Jeff Bryant's blog -- which we are reprinting here in part and including a link to the fuller text -- was originally published on Campaign for America’s Future website, OurFuture.org, at http://www.ourfuture.org
By Jeff Bryant
Ask yourself if this is the type of school you'd like for your son or daughter:
* At one charter school, an array of 48 "infractions"-- such as "Lying/falsehood” and "Sleeping in class" -- will get students suspended or expelled.
* At another charter, students and parents are warned that "cutting class, school, detention and related mandatory school events can lead to suspension or expulsion. Other offenses that warrant out-of-class dismissal include possession of electronics and printed text deemed vulgar or profane … items confiscated can be held by the school permanently, irrespective of costs and fees."

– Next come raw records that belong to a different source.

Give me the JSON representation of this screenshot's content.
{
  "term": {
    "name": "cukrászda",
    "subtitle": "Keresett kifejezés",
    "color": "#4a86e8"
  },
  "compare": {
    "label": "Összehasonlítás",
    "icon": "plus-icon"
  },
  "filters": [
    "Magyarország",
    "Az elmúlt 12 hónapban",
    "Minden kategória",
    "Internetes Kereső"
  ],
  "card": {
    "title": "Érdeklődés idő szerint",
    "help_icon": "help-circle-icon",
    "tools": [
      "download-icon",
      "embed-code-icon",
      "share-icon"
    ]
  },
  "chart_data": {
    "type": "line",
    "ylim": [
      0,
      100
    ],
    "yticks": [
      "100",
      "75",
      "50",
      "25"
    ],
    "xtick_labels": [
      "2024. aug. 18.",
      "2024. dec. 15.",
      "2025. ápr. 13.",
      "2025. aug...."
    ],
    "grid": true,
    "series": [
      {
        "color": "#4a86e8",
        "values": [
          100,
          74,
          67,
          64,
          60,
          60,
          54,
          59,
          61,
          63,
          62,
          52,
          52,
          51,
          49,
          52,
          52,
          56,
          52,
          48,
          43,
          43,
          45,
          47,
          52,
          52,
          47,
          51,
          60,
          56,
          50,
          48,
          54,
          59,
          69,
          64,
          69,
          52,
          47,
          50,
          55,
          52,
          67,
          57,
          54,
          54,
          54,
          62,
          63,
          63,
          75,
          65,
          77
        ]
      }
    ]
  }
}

* Another threatens parents that "a child with 12 unexcused absences for the year can lead to the school reporting the parent to the Louisiana Department of Social Services."
* And one more, a KIPP charter school, mandates that "five or more instances of the student being tardy or absent can result in a $250 fine, an official police report, a summons to perform 25 hours of community service by the parent, guardian or child or permanent removal from the school."
These examples of school discipline policies gone wild are from a stunning new article in The American Independent. Reporter Mikhail Zinshteyn explains how three trends -- student poverty, punishment, and teacher experience -- are combining to create prison-like apartheid schools that condemn young people to low education attainment and greater risk of dropping through the cracks.
What's even more disturbing, however, is to see how this trend for New Orleans schools is being writ large across the nation.